SARA DON: Here, I present a spherical distribution problem and how I went about finding an approximate solution in Mathematica. If you observe light that passes through a translucent spherical object or radiation that is transmitted through a spherical attenuator, the intensity is not evenly distributed the intensity of transmitted radiation is described by this exponential function where the intensity distribution is governed by the material thickness x and density lambda.
Let's plot this function. You can see that as the material thickness x increases, the intensity of the transmitted radiation decreases exponentially. Let's make a function to model the transmitted radiation intensity in 3D.
In this module, I defined i, i0, and lambda to be local variables. c is the function for a hemisphere. We want to look at the effect on a sphere, but it's easier to work with a hemisphere. So I multiplied the hemisphere by 2. And the function returns intensity as a function of x and y positioned where the xy plane is the projection of the sphere.
Let's have a look at the intensity distribution in 3D. This plot shows us that the intensity at the edges of the projection is greater than the intensity in the middle of the projection. It's a bit hard to visualize, so here's another way to look at it.
You can see that the intensity is highest around the edges and lowest in the center of the projection. I did this by making the arrow length a function of the intensity. Now let's see what happens when we replace lambda, which was a constant, with a function.
This means that we are changing the materials density as a function of the sphere's radius. I'm going to alter the density function I made before so that we can specify different functions for lambda. Here, I'll show you three functions I tried out earlier for lambda to try and make the intensity constant.
There's a cosine function, a nested sine function, as suggested by Professor Carter, and a spherical Bessel function. Let's check that our function works on the lambda as a constant case we tried before. OK, good, it works.
Now let's look at our new density functions. The first one is the cosine function. You can see that the shape is not quite a hemisphere and now looks a bit closer to a cylinder.
Next is the sine function. It looks a lot like the cosine function, more like a cylinder than a hemisphere. And last is the Bessel function. It also looks a lot like the sine and cosine functions.
Since the sine, cosine, and Bessel functions are very similar, I'll plot them a different Way So you can see them more clearly. Here, the blue line is the Bessel function. The red line is the cosine function, and the yellow line is the nested sine function.
OK, since it's hard to see from the 3D plots which of the density functions is closest to giving me constant intensity, Professor Carter suggested that I make a numerical error analysis. If the intensity were constant, we would get a cylinder in a 3D plot. So I found the height of that theoretical cylinder by finding the minima for each of the intensity functions.

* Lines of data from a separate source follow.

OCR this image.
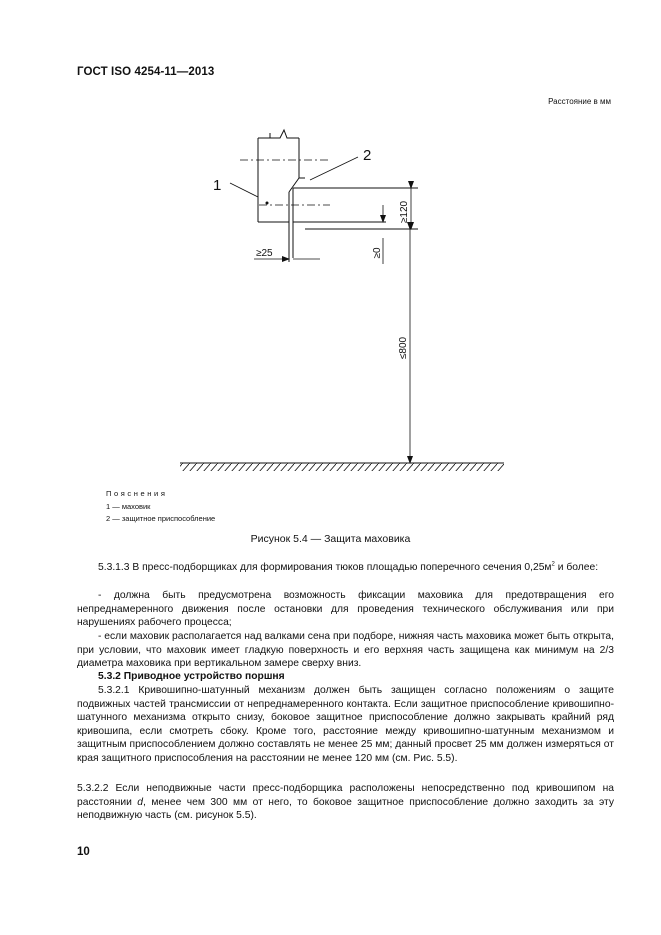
ГОСТ ISO 4254-11—2013
Расстояние в мм
1
2
≥25
≥120
≥0
≤800
Пояснения
1 — маховик
2 — защитное приспособление
Рисунок 5.4 — Защита маховика

5.3.1.3 В пресс-подборщиках для формирования тюков площадью поперечного сечения $0,25м^2$ и более:

- должна быть предусмотрена возможность фиксации маховика для предотвращения его непреднамеренного движения после остановки для проведения технического обслуживания или при нарушениях рабочего процесса;

- если маховик располагается над валками сена при подборе, нижняя часть маховика может быть открыта, при условии, что маховик имеет гладкую поверхность и его верхняя часть защищена как минимум на 2/3 диаметра маховика при вертикальном замере сверху вниз.

5.3.2 Приводное устройство поршня

5.3.2.1 Кривошипно-шатунный механизм должен быть защищен согласно положениям о защите подвижных частей трансмиссии от непреднамеренного контакта. Если защитное приспособление кривошипно-шатунного механизма открыто снизу, боковое защитное приспособление должно закрывать крайний ряд кривошипа, если смотреть сбоку. Кроме того, расстояние между кривошипно-шатунным механизмом и защитным приспособлением должно составлять не менее 25 мм; данный просвет 25 мм должен измеряться от края защитного приспособления на расстоянии не менее 120 мм (см. Рис. 5.5).

5.3.2.2 Если неподвижные части пресс-подборщика расположены непосредственно под кривошипом на расстоянии d, менее чем 300 мм от него, то боковое защитное приспособление должно заходить за эту неподвижную часть (см. рисунок 5.5).

10
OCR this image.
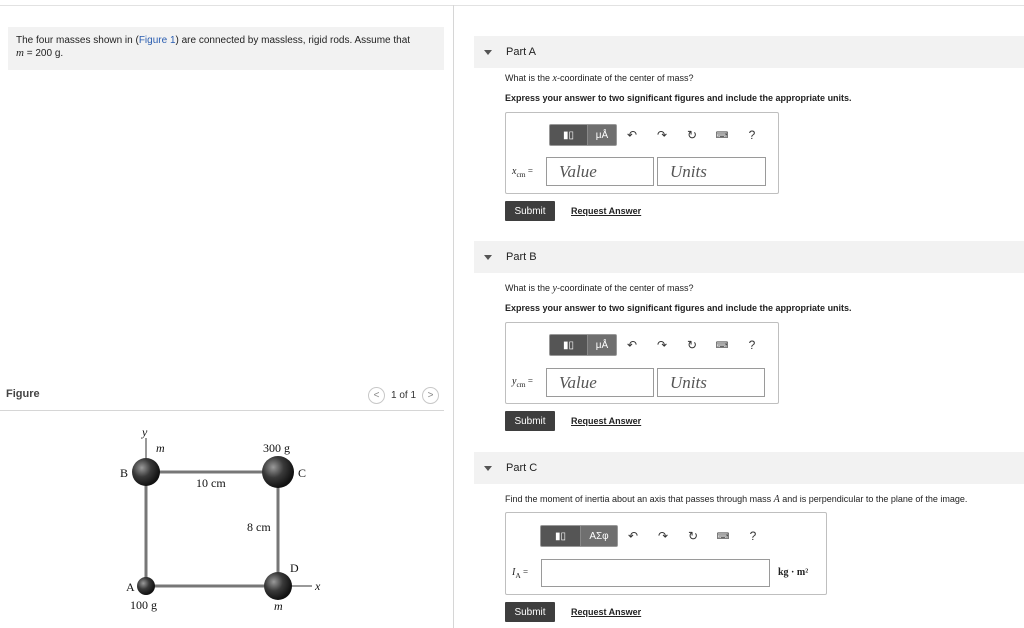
The four masses shown in (Figure 1) are connected by massless, rigid rods. Assume that
m = 200 g.
Figure	<	1 of 1	>
y
x
B	C
D
A
m	300 g
10 cm
8 cm
100 g	m
Part A
What is the x-coordinate of the center of mass?
Express your answer to two significant figures and include the appropriate units.
▮▯	μÅ	↶	↷	↻	⌨	?
$x_{cm}$ =	Value	Units
Submit	Request Answer
Part B
What is the y-coordinate of the center of mass?
Express your answer to two significant figures and include the appropriate units.
▮▯	μÅ	↶	↷	↻	⌨	?
$y_{cm}$ =	Value	Units
Submit	Request Answer
Part C
Find the moment of inertia about an axis that passes through mass A and is perpendicular to the plane of the image.
▮▯	ΑΣφ	↶	↷	↻	⌨	?
$I_A$ =	kg · m²
Submit	Request Answer
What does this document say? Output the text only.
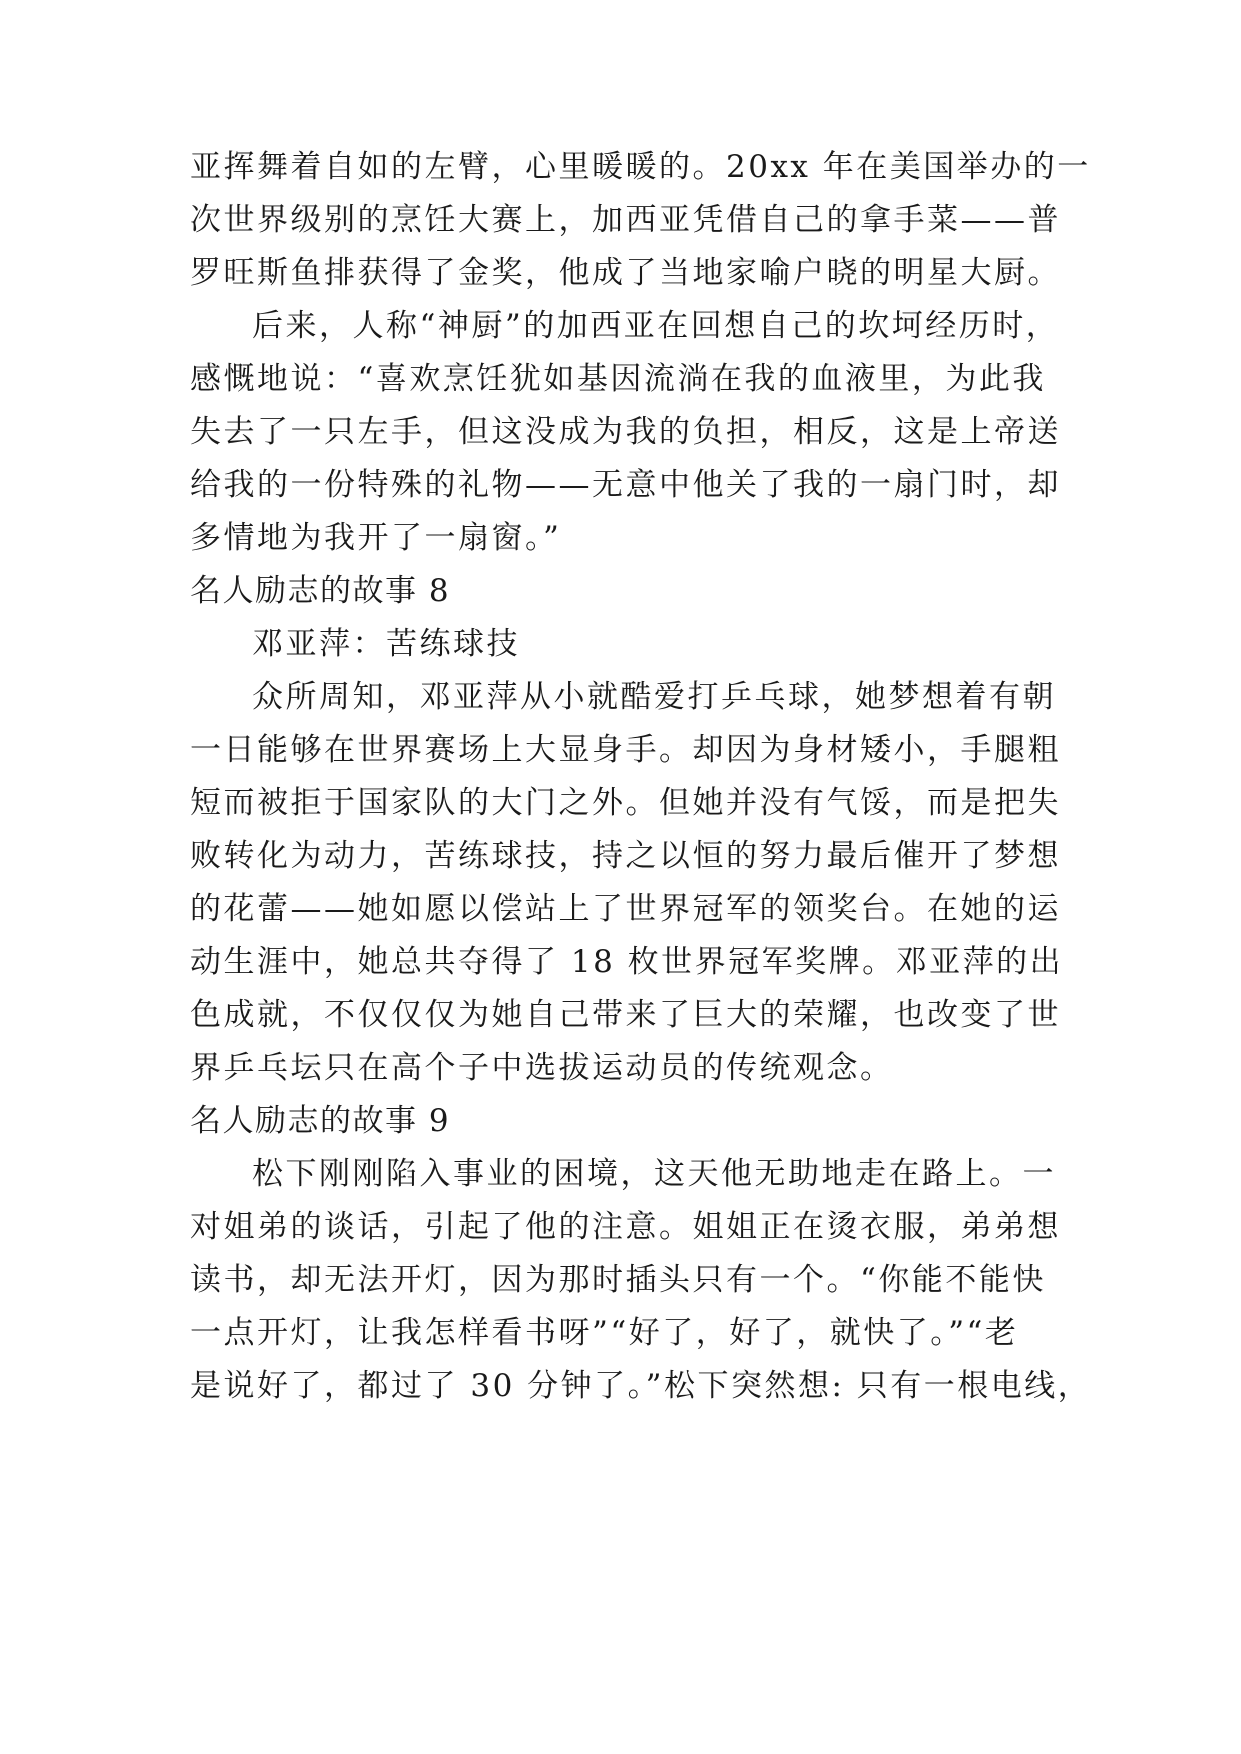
亚挥舞着自如的左臂，心里暖暖的。20xx 年在美国举办的一
次世界级别的烹饪大赛上，加西亚凭借自己的拿手菜——普
罗旺斯鱼排获得了金奖，他成了当地家喻户晓的明星大厨。
后来，人称“神厨”的加西亚在回想自己的坎坷经历时，
感慨地说：“喜欢烹饪犹如基因流淌在我的血液里，为此我
失去了一只左手，但这没成为我的负担，相反，这是上帝送
给我的一份特殊的礼物——无意中他关了我的一扇门时，却
多情地为我开了一扇窗。”
名人励志的故事 8
邓亚萍：苦练球技
众所周知，邓亚萍从小就酷爱打乒乓球，她梦想着有朝
一日能够在世界赛场上大显身手。却因为身材矮小，手腿粗
短而被拒于国家队的大门之外。但她并没有气馁，而是把失
败转化为动力，苦练球技，持之以恒的努力最后催开了梦想
的花蕾——她如愿以偿站上了世界冠军的领奖台。在她的运
动生涯中，她总共夺得了 18 枚世界冠军奖牌。邓亚萍的出
色成就，不仅仅仅为她自己带来了巨大的荣耀，也改变了世
界乒乓坛只在高个子中选拔运动员的传统观念。
名人励志的故事 9
松下刚刚陷入事业的困境，这天他无助地走在路上。一
对姐弟的谈话，引起了他的注意。姐姐正在烫衣服，弟弟想
读书，却无法开灯，因为那时插头只有一个。“你能不能快
一点开灯，让我怎样看书呀”“好了，好了，就快了。”“老
是说好了，都过了 30 分钟了。”松下突然想: 只有一根电线，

Then I subtracted the volume of the intensity from the volume of the theoretical cylinder, and the square of this difference is the error. Here's a list of the errors. But it will be easier to compare if I make a bar chart.
OK, now you can clearly see which function is the winner. When the density is constant, the intensity is the furthest from being constant. The sine and cosine functions are much closer to making the intensity constant.
But the spherical Bessel function definitely makes the most even intensity distribution. There is no perfect solution because at the limit of the edge of the sphere, the material thickness goes to zero. And therefore, the density function must go to infinity. But it looks like the Bessel function makes a good approximation.